@safe/DIP1028 explained in meme form

Adam D. Ruppe destructionator at gmail.com
Fri May 29 00:15:43 UTC 2020


On Thursday, 28 May 2020 at 22:54:07 UTC, Andrei Alexandrescu 
wrote:
> We need a few more folks of Walter's caliber. Whom we don't 
> have.

Let's, for sake of argument, assume this is true.

> he is just like anyone liable to make mistakes.

Indeed.

'nuff said, argument destroyed.


But let me expand anyway: Walter likes to talk about aviation 
safety. A big part of that is remembering that all parts fail and 
you need to make sure that a failed part isn't a disaster that 
brings the airplane down. Right now we are very reliant on 
perfect parts. A cheap way to improve this is redundancy - 
engineering a 99.9% safe part is an enormous challenge, but 
having two separate parts each 90% safe with a system that can 
survive any one of them failing gives you that same 99.9% 
reliability.

One of the important aspects of designing this system is ensuring 
the backup system isn't linked to the primary system. Walter has 
described how Boeing had two independent teams with a third team 
just making sure the other two hadn't coincidentally came up with 
the same conclusion or otherwise shared a failure mode.

We might not be able to achieve excellence in individual parts. 
But we ought to be able to design a system that's greater than 
the whole of its parts.
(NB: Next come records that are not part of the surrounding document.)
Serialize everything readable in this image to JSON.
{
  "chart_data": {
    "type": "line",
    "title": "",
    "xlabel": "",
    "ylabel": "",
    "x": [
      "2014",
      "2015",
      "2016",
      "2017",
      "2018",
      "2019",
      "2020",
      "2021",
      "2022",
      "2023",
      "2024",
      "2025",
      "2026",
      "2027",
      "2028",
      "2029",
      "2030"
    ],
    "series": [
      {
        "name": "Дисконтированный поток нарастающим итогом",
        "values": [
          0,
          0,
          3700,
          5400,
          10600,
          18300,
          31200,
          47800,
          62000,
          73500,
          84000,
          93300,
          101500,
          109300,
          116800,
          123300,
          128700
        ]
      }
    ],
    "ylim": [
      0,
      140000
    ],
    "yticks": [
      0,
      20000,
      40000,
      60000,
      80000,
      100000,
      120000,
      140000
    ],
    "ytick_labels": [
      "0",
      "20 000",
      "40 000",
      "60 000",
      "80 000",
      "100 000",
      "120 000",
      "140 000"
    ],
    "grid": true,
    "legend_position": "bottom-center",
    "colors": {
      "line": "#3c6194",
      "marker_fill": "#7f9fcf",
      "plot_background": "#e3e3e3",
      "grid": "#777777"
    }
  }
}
A big part of that is redundancy, yes, 
but it is also important to have variety, so the backup part 
doesn't have the same failure characteristics as the primary.

We shouldn't be looking for two Walters. (well ok, having two 
Walters would be pretty cool. but not for this purpose). We need 
diversity here. It is OK to make mistakes, but if the SAME 
mistake is made at the same time, we haven't gained anything.